Hey – this is way cool. You probably thought you were stuck with boring, conventional, thirty-year, fixed-rate mortgages after reading all those speeches from bank regulators. Never fear. We know where you can get a $3 million no-doc, interest-only mortgage on your house even if you’re so squeezed that it’s up for sale. And, get this – it’s not from one of those mortgage brokers bank regulators love to blame. It’s from a national bank’s subsidiary, so you know they’re good for it.
We like reading our mail because it’s a real-world test for policy pronouncements from industry and regulators alike. A while ago, we noted a letter we got trying to squeeze some dubious new fees out of us from a huge credit-card issuer. A reporter picked it up and, much to our surprise, the bank denied they would ever have done so heinous a thing as to send the letter we got. Then, despite this disavowal, we got it three more times.
But, on to this mortgage offer, which to us flies in the face of just about everything we’ve read from all the regulators. And, we mean everything – the mortgage is hard to figure under the FRB’s new rules – although we can guess a couple of the exemptions through which the bank hopes it can squeeze this product. Even if the mortgage is in technical compliance with the rules, though, its worlds away from recent pronouncements about the new world of mortgages regulators say they want. See, for example, the comments from Comptroller Dugan about what global regulatory standards for mortgages should look like – the mortgage offer we got from one of his charges is, shall we say, different.

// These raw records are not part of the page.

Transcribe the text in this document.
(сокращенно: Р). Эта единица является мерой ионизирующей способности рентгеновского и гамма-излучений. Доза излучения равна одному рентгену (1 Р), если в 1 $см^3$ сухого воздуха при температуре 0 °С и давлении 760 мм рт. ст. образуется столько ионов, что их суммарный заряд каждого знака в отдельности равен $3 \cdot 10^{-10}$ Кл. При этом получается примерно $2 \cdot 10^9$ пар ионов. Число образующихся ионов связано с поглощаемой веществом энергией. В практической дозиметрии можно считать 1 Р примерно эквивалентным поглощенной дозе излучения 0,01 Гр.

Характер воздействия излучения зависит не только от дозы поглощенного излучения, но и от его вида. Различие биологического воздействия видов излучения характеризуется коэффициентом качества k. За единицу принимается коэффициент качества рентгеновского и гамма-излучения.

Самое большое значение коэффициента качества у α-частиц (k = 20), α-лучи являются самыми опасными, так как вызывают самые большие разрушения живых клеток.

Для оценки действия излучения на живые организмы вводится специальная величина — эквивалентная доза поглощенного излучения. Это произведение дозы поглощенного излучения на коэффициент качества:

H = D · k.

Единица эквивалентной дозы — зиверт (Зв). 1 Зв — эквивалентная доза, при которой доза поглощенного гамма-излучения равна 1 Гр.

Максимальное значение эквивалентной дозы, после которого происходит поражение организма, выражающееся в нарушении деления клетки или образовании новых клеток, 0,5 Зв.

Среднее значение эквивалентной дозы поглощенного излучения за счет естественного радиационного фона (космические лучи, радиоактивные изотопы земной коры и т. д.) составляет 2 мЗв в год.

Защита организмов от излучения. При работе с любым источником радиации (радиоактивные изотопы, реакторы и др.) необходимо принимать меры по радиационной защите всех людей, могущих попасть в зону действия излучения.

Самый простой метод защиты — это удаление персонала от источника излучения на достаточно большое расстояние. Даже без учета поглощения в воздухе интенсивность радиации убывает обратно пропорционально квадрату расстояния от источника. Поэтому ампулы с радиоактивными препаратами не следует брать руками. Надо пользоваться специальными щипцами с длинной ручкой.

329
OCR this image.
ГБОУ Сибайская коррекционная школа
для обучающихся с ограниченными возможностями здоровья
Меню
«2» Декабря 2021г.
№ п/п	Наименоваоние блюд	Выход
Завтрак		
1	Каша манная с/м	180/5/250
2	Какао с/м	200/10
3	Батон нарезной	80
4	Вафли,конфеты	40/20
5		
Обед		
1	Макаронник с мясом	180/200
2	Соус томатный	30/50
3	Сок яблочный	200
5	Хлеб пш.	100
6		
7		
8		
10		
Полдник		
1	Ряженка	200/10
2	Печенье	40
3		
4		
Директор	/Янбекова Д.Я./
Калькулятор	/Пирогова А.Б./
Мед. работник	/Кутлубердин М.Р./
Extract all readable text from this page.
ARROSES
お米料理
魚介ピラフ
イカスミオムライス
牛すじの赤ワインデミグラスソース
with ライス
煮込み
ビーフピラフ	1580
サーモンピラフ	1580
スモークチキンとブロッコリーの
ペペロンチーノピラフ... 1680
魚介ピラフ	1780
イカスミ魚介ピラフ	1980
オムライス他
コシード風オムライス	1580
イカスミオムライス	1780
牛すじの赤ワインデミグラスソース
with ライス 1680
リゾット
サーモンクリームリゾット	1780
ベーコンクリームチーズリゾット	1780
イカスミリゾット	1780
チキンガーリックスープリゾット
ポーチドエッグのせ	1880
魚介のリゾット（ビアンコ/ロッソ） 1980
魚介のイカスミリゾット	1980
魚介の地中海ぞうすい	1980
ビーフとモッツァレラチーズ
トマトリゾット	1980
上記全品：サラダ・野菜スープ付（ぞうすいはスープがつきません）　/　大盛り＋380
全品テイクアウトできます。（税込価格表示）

As noted, the loan is a $3 million offer – no mention of loan-to-value ratio or any other constraints in our happy postcard. Even better, it’s a cash-out offer, leading us to presume we can bet the ranch on it. And, in fact, it could be our ranch or any other second home or investment property – the offer makes clear that the property need not be our primary residence to get these good terms. Investment properties are exempt from the Fed’s rules and thus might be one reason the bank thinks it can make this offer, but principal residences are clearly covered by the rules and this mortgage is good for them too. As mentioned, the loan is also no-doc – that is, the offer promises no asset verification. It’s an I/O loan, which means no equity protection for borrower and/or bank and, since one can get the mortgage even on a property recently listed for sale, it’s presumably aimed at those distressed enough to need to sell as well as those who just might be in the mood.
Clearly, our postcard promises a not-so-dearly-departed high risk mortgage loan. These were, we had hoped, a thing of the past. But, despite all the billions of dollars lost to date, risk for borrowers and banks alike remains untrammeled at least in corners of the market where imaginative bankers and complacent regulators are still sadly to be found.